ADEN (Yemen)-- Internationally-recognised Yemeni government forces has resumed military operations against the Houthi rebels in the Red Sea coastal city of Hodeidah, an army commander said.

The southern Al-Amaliqah (Giants) Brigades launched a large-scale attack against the Houthi-controlled district of Tuhyata after a four-day pause, he said.

The operation aims at expelling the Houthi rebels out of the strategic port city, after the government forces took over the local airport.

Apache helicopters of the United Arab Emirates (UAE) armed forces operating in Yemen carried out airstrikes at the Houthi-controlled sites in Tuhyta to support the Yemeni ground forces, the source said.

He added that the large attack against Houthis in Tuhyta is still ongoing and will continue throughout the night till recapturing the whole district.

A Hodeidah-based citizen confirmed to Xinhua that the government forces were heavily shelling the Houthi militants' positions in and around Tuhyta district, causing panic among residents.

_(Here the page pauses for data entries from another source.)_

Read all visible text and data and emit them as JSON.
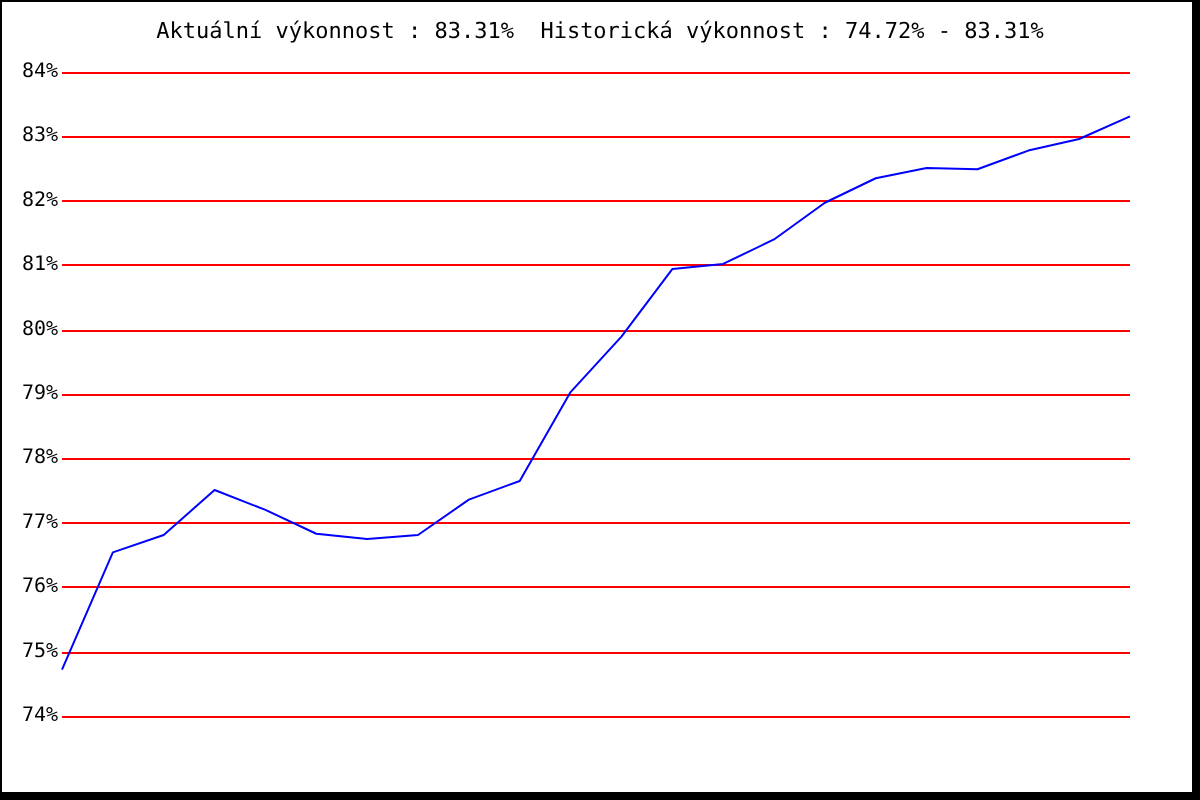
{
  "chart_data": {
    "type": "line",
    "title": "Aktuální výkonnost : 83.31%  Historická výkonnost : 74.72% - 83.31%",
    "categories": [
      null,
      null,
      null,
      null,
      null,
      null,
      null,
      null,
      null,
      null,
      null,
      null,
      null,
      null,
      null,
      null,
      null,
      null,
      null,
      null,
      null,
      null
    ],
    "series": [
      {
        "color": "#0000ff",
        "values": [
          74.72,
          76.54,
          76.81,
          77.51,
          77.2,
          76.83,
          76.75,
          76.81,
          77.36,
          77.65,
          79.03,
          79.89,
          80.94,
          81.02,
          81.4,
          81.97,
          82.35,
          82.51,
          82.49,
          82.78,
          82.96,
          83.31
        ]
      }
    ],
    "ylim": [
      74,
      84
    ],
    "yticks": [
      {
        "value": 74,
        "label": "74%"
      },
      {
        "value": 75,
        "label": "75%"
      },
      {
        "value": 76,
        "label": "76%"
      },
      {
        "value": 77,
        "label": "77%"
      },
      {
        "value": 78,
        "label": "78%"
      },
      {
        "value": 79,
        "label": "79%"
      },
      {
        "value": 80,
        "label": "80%"
      },
      {
        "value": 81,
        "label": "81%"
      },
      {
        "value": 82,
        "label": "82%"
      },
      {
        "value": 83,
        "label": "83%"
      },
      {
        "value": 84,
        "label": "84%"
      }
    ],
    "grid": "y",
    "marker": "none",
    "line_style": "solid"
  }
}
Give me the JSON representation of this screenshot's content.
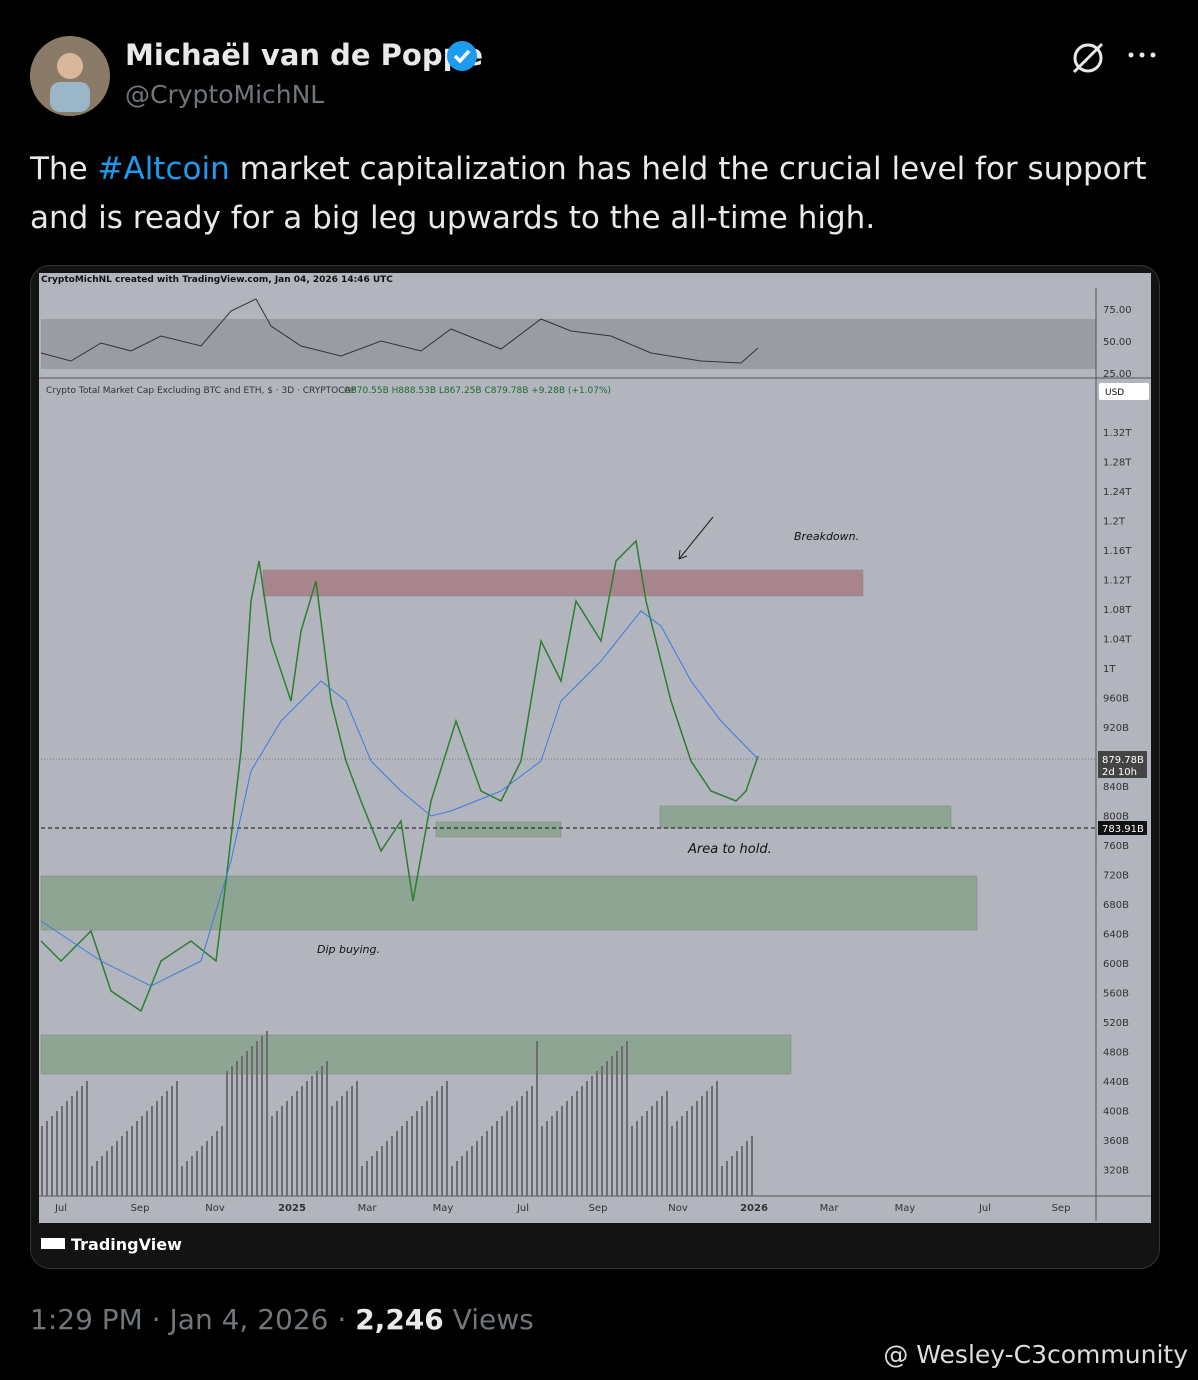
{
  "header": {
    "name": "Michaël van de Poppe",
    "handle": "@CryptoMichNL"
  },
  "tweet": {
    "text_before": "The ",
    "hashtag": "#Altcoin",
    "text_after": " market capitalization has held the crucial level for support and is ready for a big leg upwards to the all-time high."
  },
  "chart": {
    "created": "CryptoMichNL created with TradingView.com, Jan 04, 2026 14:46 UTC",
    "legend_title": "Crypto Total Market Cap Excluding BTC and ETH, $ · 3D · CRYPTOCAP",
    "ohlc": "O870.55B H888.53B L867.25B C879.78B +9.28B (+1.07%)",
    "rsi_ticks": [
      "75.00",
      "50.00",
      "25.00"
    ],
    "currency": "USD",
    "price_ticks": [
      "1.32T",
      "1.28T",
      "1.24T",
      "1.2T",
      "1.16T",
      "1.12T",
      "1.08T",
      "1.04T",
      "1T",
      "960B",
      "920B",
      "840B",
      "800B",
      "760B",
      "720B",
      "680B",
      "640B",
      "600B",
      "560B",
      "520B",
      "480B",
      "440B",
      "400B",
      "360B",
      "320B"
    ],
    "last_price": "879.78B",
    "countdown": "2d 10h",
    "support_price": "783.91B",
    "x_labels": [
      "Jul",
      "Sep",
      "Nov",
      "2025",
      "Mar",
      "May",
      "Jul",
      "Sep",
      "Nov",
      "2026",
      "Mar",
      "May",
      "Jul",
      "Sep"
    ],
    "annotations": {
      "breakdown": "Breakdown.",
      "area": "Area to hold.",
      "dip": "Dip buying."
    },
    "brand": "TradingView"
  },
  "footer": {
    "time": "1:29 PM",
    "separator": "·",
    "date": "Jan 4, 2026",
    "views_count": "2,246",
    "views_label": "Views"
  },
  "watermark": "@ Wesley-C3community"
}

Warplanes of the Saudi-led coalition dropped pamphlets on Hodeidah's district of Tuhyata, demanding civilians avoid being near Houthi-controlled positions or militia gatherings.

The Arab coalition also discouraged Yemeni citizens in other provinces from going to Hodeidah and the surrounding areas, only in cases of absolute necessity.

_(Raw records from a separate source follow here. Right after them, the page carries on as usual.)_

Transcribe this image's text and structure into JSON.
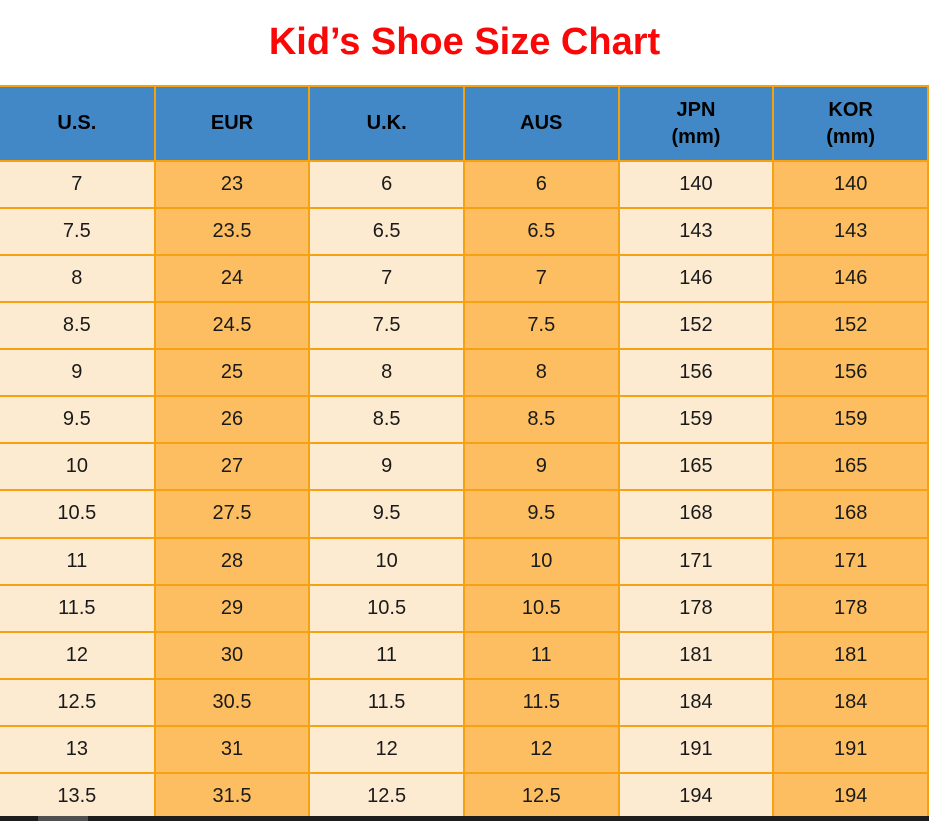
{
  "page": {
    "title": "Kid’s Shoe Size Chart"
  },
  "colors": {
    "title_red": "#FA0707",
    "header_blue": "#4288C6",
    "column_cream": "#FDEBD1",
    "column_orange": "#FCBE61",
    "border_orange": "#F5A110",
    "cell_text": "#1A1A1A"
  },
  "chart_data": {
    "type": "table",
    "title": "Kid’s Shoe Size Chart",
    "columns": [
      "U.S.",
      "EUR",
      "U.K.",
      "AUS",
      "JPN (mm)",
      "KOR (mm)"
    ],
    "header_display": [
      "U.S.",
      "EUR",
      "U.K.",
      "AUS",
      "JPN\n(mm)",
      "KOR\n(mm)"
    ],
    "rows": [
      [
        "7",
        "23",
        "6",
        "6",
        "140",
        "140"
      ],
      [
        "7.5",
        "23.5",
        "6.5",
        "6.5",
        "143",
        "143"
      ],
      [
        "8",
        "24",
        "7",
        "7",
        "146",
        "146"
      ],
      [
        "8.5",
        "24.5",
        "7.5",
        "7.5",
        "152",
        "152"
      ],
      [
        "9",
        "25",
        "8",
        "8",
        "156",
        "156"
      ],
      [
        "9.5",
        "26",
        "8.5",
        "8.5",
        "159",
        "159"
      ],
      [
        "10",
        "27",
        "9",
        "9",
        "165",
        "165"
      ],
      [
        "10.5",
        "27.5",
        "9.5",
        "9.5",
        "168",
        "168"
      ],
      [
        "11",
        "28",
        "10",
        "10",
        "171",
        "171"
      ],
      [
        "11.5",
        "29",
        "10.5",
        "10.5",
        "178",
        "178"
      ],
      [
        "12",
        "30",
        "11",
        "11",
        "181",
        "181"
      ],
      [
        "12.5",
        "30.5",
        "11.5",
        "11.5",
        "184",
        "184"
      ],
      [
        "13",
        "31",
        "12",
        "12",
        "191",
        "191"
      ],
      [
        "13.5",
        "31.5",
        "12.5",
        "12.5",
        "194",
        "194"
      ]
    ]
  }
}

A Yemeni government official said the pause in military action was aimed at giving the United Nations a chance to secure peace talks, but the Houthis didn't abide by it and continued their military activities in Hodeidah.

"The Houthis demonstrated no willingness to withdraw from Hodeidah voluntarily without fighting, and they insisted on military confrontations," the local government source said.

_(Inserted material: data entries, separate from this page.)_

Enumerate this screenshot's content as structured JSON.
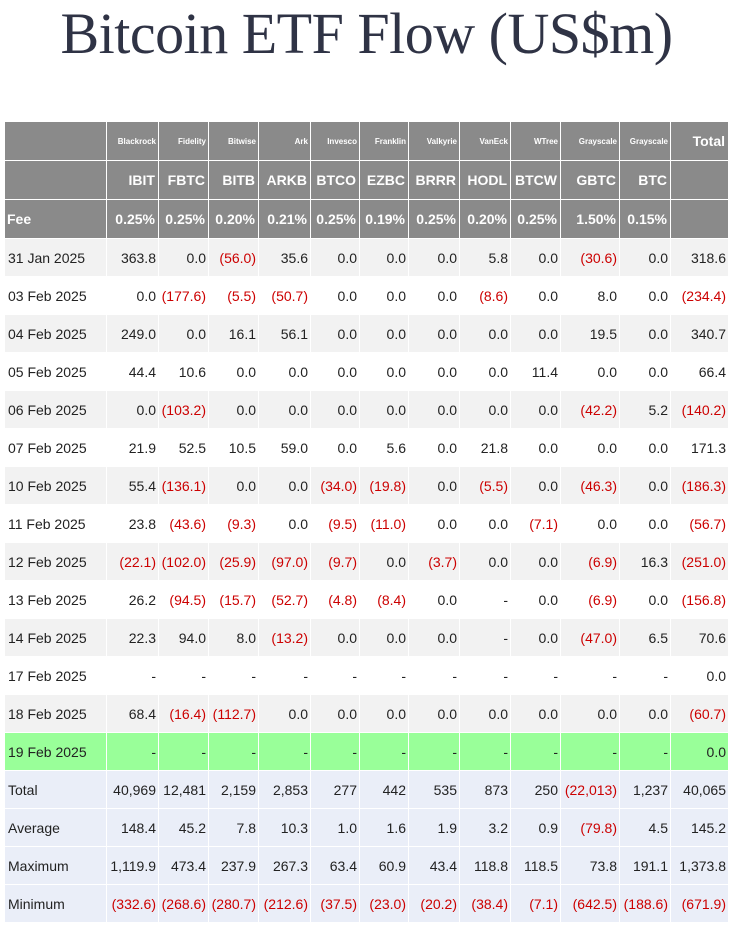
{
  "title": "Bitcoin ETF Flow (US$m)",
  "header": {
    "issuers": [
      "Blackrock",
      "Fidelity",
      "Bitwise",
      "Ark",
      "Invesco",
      "Franklin",
      "Valkyrie",
      "VanEck",
      "WTree",
      "Grayscale",
      "Grayscale"
    ],
    "total_label": "Total",
    "tickers": [
      "IBIT",
      "FBTC",
      "BITB",
      "ARKB",
      "BTCO",
      "EZBC",
      "BRRR",
      "HODL",
      "BTCW",
      "GBTC",
      "BTC"
    ],
    "fee_label": "Fee",
    "fees": [
      "0.25%",
      "0.25%",
      "0.20%",
      "0.21%",
      "0.25%",
      "0.19%",
      "0.25%",
      "0.20%",
      "0.25%",
      "1.50%",
      "0.15%"
    ]
  },
  "rows": [
    {
      "date": "31 Jan 2025",
      "values": [
        "363.8",
        "0.0",
        "(56.0)",
        "35.6",
        "0.0",
        "0.0",
        "0.0",
        "5.8",
        "0.0",
        "(30.6)",
        "0.0"
      ],
      "total": "318.6"
    },
    {
      "date": "03 Feb 2025",
      "values": [
        "0.0",
        "(177.6)",
        "(5.5)",
        "(50.7)",
        "0.0",
        "0.0",
        "0.0",
        "(8.6)",
        "0.0",
        "8.0",
        "0.0"
      ],
      "total": "(234.4)"
    },
    {
      "date": "04 Feb 2025",
      "values": [
        "249.0",
        "0.0",
        "16.1",
        "56.1",
        "0.0",
        "0.0",
        "0.0",
        "0.0",
        "0.0",
        "19.5",
        "0.0"
      ],
      "total": "340.7"
    },
    {
      "date": "05 Feb 2025",
      "values": [
        "44.4",
        "10.6",
        "0.0",
        "0.0",
        "0.0",
        "0.0",
        "0.0",
        "0.0",
        "11.4",
        "0.0",
        "0.0"
      ],
      "total": "66.4"
    },
    {
      "date": "06 Feb 2025",
      "values": [
        "0.0",
        "(103.2)",
        "0.0",
        "0.0",
        "0.0",
        "0.0",
        "0.0",
        "0.0",
        "0.0",
        "(42.2)",
        "5.2"
      ],
      "total": "(140.2)"
    },
    {
      "date": "07 Feb 2025",
      "values": [
        "21.9",
        "52.5",
        "10.5",
        "59.0",
        "0.0",
        "5.6",
        "0.0",
        "21.8",
        "0.0",
        "0.0",
        "0.0"
      ],
      "total": "171.3"
    },
    {
      "date": "10 Feb 2025",
      "values": [
        "55.4",
        "(136.1)",
        "0.0",
        "0.0",
        "(34.0)",
        "(19.8)",
        "0.0",
        "(5.5)",
        "0.0",
        "(46.3)",
        "0.0"
      ],
      "total": "(186.3)"
    },
    {
      "date": "11 Feb 2025",
      "values": [
        "23.8",
        "(43.6)",
        "(9.3)",
        "0.0",
        "(9.5)",
        "(11.0)",
        "0.0",
        "0.0",
        "(7.1)",
        "0.0",
        "0.0"
      ],
      "total": "(56.7)"
    },
    {
      "date": "12 Feb 2025",
      "values": [
        "(22.1)",
        "(102.0)",
        "(25.9)",
        "(97.0)",
        "(9.7)",
        "0.0",
        "(3.7)",
        "0.0",
        "0.0",
        "(6.9)",
        "16.3"
      ],
      "total": "(251.0)"
    },
    {
      "date": "13 Feb 2025",
      "values": [
        "26.2",
        "(94.5)",
        "(15.7)",
        "(52.7)",
        "(4.8)",
        "(8.4)",
        "0.0",
        "-",
        "0.0",
        "(6.9)",
        "0.0"
      ],
      "total": "(156.8)"
    },
    {
      "date": "14 Feb 2025",
      "values": [
        "22.3",
        "94.0",
        "8.0",
        "(13.2)",
        "0.0",
        "0.0",
        "0.0",
        "-",
        "0.0",
        "(47.0)",
        "6.5"
      ],
      "total": "70.6"
    },
    {
      "date": "17 Feb 2025",
      "values": [
        "-",
        "-",
        "-",
        "-",
        "-",
        "-",
        "-",
        "-",
        "-",
        "-",
        "-"
      ],
      "total": "0.0"
    },
    {
      "date": "18 Feb 2025",
      "values": [
        "68.4",
        "(16.4)",
        "(112.7)",
        "0.0",
        "0.0",
        "0.0",
        "0.0",
        "0.0",
        "0.0",
        "0.0",
        "0.0"
      ],
      "total": "(60.7)"
    },
    {
      "date": "19 Feb 2025",
      "values": [
        "-",
        "-",
        "-",
        "-",
        "-",
        "-",
        "-",
        "-",
        "-",
        "-",
        "-"
      ],
      "total": "0.0",
      "highlight": true
    }
  ],
  "summary": [
    {
      "label": "Total",
      "values": [
        "40,969",
        "12,481",
        "2,159",
        "2,853",
        "277",
        "442",
        "535",
        "873",
        "250",
        "(22,013)",
        "1,237"
      ],
      "total": "40,065"
    },
    {
      "label": "Average",
      "values": [
        "148.4",
        "45.2",
        "7.8",
        "10.3",
        "1.0",
        "1.6",
        "1.9",
        "3.2",
        "0.9",
        "(79.8)",
        "4.5"
      ],
      "total": "145.2"
    },
    {
      "label": "Maximum",
      "values": [
        "1,119.9",
        "473.4",
        "237.9",
        "267.3",
        "63.4",
        "60.9",
        "43.4",
        "118.8",
        "118.5",
        "73.8",
        "191.1"
      ],
      "total": "1,373.8"
    },
    {
      "label": "Minimum",
      "values": [
        "(332.6)",
        "(268.6)",
        "(280.7)",
        "(212.6)",
        "(37.5)",
        "(23.0)",
        "(20.2)",
        "(38.4)",
        "(7.1)",
        "(642.5)",
        "(188.6)"
      ],
      "total": "(671.9)"
    }
  ],
  "colors": {
    "header_bg": "#8a8a8a",
    "row_alt_bg": "#f2f2f2",
    "highlight_bg": "#99ff99",
    "summary_bg": "#eaeef8",
    "negative": "#cc0000",
    "title": "#2f3345"
  }
}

During the past three days, the Houthis carried out a number of armed attacks against the government-controlled positions in Hodeidah and continued to plant landmines despite the fighting pause, the source said.

Mohamed Abdul-Salam, spokesman for the Houthi rebels, denied on Monday that the UAE had stopped its military operations in Hodeidah, noting that the announcement of the pause "was just to mislead the international opinion and to try to obstruct the UN efforts."

Earlier in the day, the Houthi rebels claimed responsibility for launching a drone missile attack against the headquarters of the Saudi Arabia-led coalition in the southern port city of Aden.

The Houthi-affiliated AlMasirah TV reported that "the enemy's (Saudi-led coalition) moves and gathering centers will no longer be safe and the coming days will be witnessing unexpected developments."

A Yemeni military official told Xinhua that the Houthis tried to use an Iranian-made drone to attack the Saudi-led coalition, but the air forces managed to shoot it down without causing any casualties.

Residents in Aden told Xinhua that three loud explosions were heard in Aden's district of Buraiga where the Saudi-led coalition's main headquarters is located.

This was the first time that the Iranian-backed Houthis use drones to carry out attacks against targets in Aden, where the internationally-backed government is based.

Observers said the Houthis missile attack against the Saudi-led coalition base in Aden was a dangerous move that may lead to further military escalation on the ground, particularly in Hodeidah.

Hodeidah is the single most important point of entry for food and basic supplies to Yemen's northern provinces controlled by the Houthis.

Close to 70 percent of the country's imports, including commercial and humanitarian goods, enter the impoverished Arab country through Hodeidah and Saleef, a coastal village in western Yemen.

The Yemeni government and Saudi-led coalition have repeatedly accused Houthis in Hodeidah of hindering or delaying the delivery of humanitarian assistance to the famine-hit areas in the war-torn country.

The UN has warned that the battles to liberate Hodeidah, which has the highest poverty and malnutrition rates in Yemen, could lead to the death of 250,000 people.